こんにちは。日本最大級の老人ホーム検索サイト「LIFULL介護(ライフルかいご)」の編集長、小菅秀樹(@kosugehideki)です。
小菅 秀樹|株式会社LIFULL senior LIFULL介護(ライフルかいご) 編集長
横浜市生まれ。老人ホーム・介護施設紹介業で主任相談員として1500件以上の施設入居相談に対応。入居相談コンタクトセンターの立ち上げ、マネジャーを経て、現在は日本最大級の老人ホーム・介護施設検索サイト「LIFULL介護(ライフルかいご)」の編集長。「メディアの力で高齢期の常識を変える」をモットーに、介護系コンテンツの企画・制作、寄稿、セミナー登壇などを行う。趣味はバイクツーリング、筋トレ、ウィスキー。

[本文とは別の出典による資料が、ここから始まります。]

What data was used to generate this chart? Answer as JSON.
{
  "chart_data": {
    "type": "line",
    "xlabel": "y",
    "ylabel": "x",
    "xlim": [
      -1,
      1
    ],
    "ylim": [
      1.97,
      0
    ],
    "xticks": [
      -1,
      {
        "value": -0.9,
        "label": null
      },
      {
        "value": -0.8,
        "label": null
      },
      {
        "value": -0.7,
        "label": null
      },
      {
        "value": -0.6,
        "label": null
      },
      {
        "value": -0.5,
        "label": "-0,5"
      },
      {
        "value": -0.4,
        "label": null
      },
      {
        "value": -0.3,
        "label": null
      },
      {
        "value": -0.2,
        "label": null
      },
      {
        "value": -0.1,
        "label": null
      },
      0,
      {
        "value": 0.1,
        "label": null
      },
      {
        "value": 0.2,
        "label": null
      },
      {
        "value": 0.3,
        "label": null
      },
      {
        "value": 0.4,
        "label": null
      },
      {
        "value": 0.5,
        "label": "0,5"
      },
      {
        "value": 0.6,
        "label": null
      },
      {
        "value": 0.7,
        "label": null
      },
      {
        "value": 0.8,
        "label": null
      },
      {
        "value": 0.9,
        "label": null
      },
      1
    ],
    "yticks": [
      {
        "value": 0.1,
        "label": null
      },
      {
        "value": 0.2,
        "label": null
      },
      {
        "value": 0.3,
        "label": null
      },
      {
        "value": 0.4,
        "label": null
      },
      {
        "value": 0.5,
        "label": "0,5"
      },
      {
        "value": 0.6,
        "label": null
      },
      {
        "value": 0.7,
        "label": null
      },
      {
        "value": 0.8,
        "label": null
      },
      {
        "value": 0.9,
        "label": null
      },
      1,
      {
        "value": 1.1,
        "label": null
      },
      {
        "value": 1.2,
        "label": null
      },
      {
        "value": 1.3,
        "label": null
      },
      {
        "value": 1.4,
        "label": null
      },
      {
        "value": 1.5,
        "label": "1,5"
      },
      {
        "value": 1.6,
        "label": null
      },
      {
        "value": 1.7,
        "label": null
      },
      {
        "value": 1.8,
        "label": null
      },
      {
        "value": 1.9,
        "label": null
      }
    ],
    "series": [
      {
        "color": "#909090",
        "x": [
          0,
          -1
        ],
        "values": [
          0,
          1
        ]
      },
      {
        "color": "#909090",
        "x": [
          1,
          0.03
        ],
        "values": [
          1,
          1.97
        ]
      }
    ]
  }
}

前回、従業員の「望まない介護離職」に対して人事担当者ができる対策についてご紹介いたしました。
今回は、ダイバーシティ経営を推進するという観点から、従業員が介護を理由に辞めることの無い組織作りを推進する重要性についてお伝えできればと思います。
そもそもダイバーシティ経営とは「多様な人材の能力を最大限に活かせる機会を提供すること」を指しますが、介護を理由に従業員が十分な能力を発揮できないのであれば、改善が必要です。
そして、従業員が能力を発揮できる環境を作り出すために人事担当者に求められることは、従業員からの介護離職の相談に対して、正しい知識をもとにして「本当に離職するしか選択肢がないのか?」を一緒に考えることです。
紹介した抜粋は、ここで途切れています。